After he learned that he was
living proof the massacre, Oscar applied for political asylum. A decision is
pending. He met in recent months with a prosecution team from the U.S. Department
of Justice and is prepared to tell his story as a witness against Sosa,
according to his lawyer, R. Scott Greathead.
“Oscar is ready to provide
them with whatever assistance they need,” said Greathead. “The Sosa prosecution
is very significant. It represents an important law enforcement effort on the
part of the U.S. government to punish human rights abusers who make false
representations to the U.S. government to get asylum and citizenship.”
A key eyewitness will
likely be Santos Lopez Alonzo, a former member of the commando unit. Alonzo
abducted and raised a 5-year-old boy from Dos Erres who, like Oscar, had survived
the attack.

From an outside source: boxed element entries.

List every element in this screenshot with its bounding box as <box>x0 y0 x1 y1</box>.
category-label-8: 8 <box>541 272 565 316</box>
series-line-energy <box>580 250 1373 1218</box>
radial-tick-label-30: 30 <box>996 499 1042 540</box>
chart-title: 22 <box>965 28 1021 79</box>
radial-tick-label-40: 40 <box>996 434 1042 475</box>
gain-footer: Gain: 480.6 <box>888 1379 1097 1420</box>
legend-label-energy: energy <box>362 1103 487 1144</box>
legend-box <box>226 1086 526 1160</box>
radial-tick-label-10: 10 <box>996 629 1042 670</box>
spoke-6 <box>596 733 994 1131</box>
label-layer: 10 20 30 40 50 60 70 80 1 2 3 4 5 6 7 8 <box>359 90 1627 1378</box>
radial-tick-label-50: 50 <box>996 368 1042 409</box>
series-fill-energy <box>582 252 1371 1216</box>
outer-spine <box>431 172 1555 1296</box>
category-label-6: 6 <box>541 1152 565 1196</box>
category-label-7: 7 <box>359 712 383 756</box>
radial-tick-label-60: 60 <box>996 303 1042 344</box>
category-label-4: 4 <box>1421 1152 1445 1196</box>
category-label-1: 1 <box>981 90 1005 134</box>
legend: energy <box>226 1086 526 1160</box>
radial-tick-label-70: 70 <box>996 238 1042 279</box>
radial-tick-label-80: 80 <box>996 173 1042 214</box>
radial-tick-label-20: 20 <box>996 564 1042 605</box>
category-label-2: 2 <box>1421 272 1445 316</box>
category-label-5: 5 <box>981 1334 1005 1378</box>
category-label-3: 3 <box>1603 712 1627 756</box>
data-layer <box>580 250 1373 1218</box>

Alonzo migrated illegally to Texas, where he was arrested in 2010
for illegal re-entry after deportation and offered to testify against other Dos
Erres suspects, according to court documents. He was sentenced to time served
and is in federal custody as a material witness, according to court documents.
The prosecution’s
approach to the Sosa case resembles the investigation of Gilberto Jordan, a
former commando who was tracked down in Florida by ICE agents in 2010. Jordan
confessed his role in the massacre and pleaded guilty to similar immigration
charges. Jordan received the maximum 10-year sentence and is serving time in
federal prison.
U.S. authorities
deported to Guatemala another former commando who was arrested in California. He
became one of five suspects in the case who were convicted by Guatemalan
courts. Seven suspects, including the two senior officers in the unit, remain
at large.
The suspects
were first charged in Guatemala in 2000, but the case remained in limbo because
of legal appeals and political resistance by the powerful armed forces. The hunt
for the killers in Guatemala and the United States
began in earnest in 2010 as the result of a ruling by the Inter-American Court
of Human Rights and the appointment of Attorney General Claudia Paz y Paz, who
has aggressively pursued war crimes and corruption.
Dos Erres is the first massacre of the
civil war to result in convictions in Guatemala. It has become a test of the
capacity of that nation’s embattled justice system to confront impunity and
lawlessness. Prosecutors have also charged Gen. Efrain Rios Montt, Guatemala’s
former dictator, in the Dos Erres case.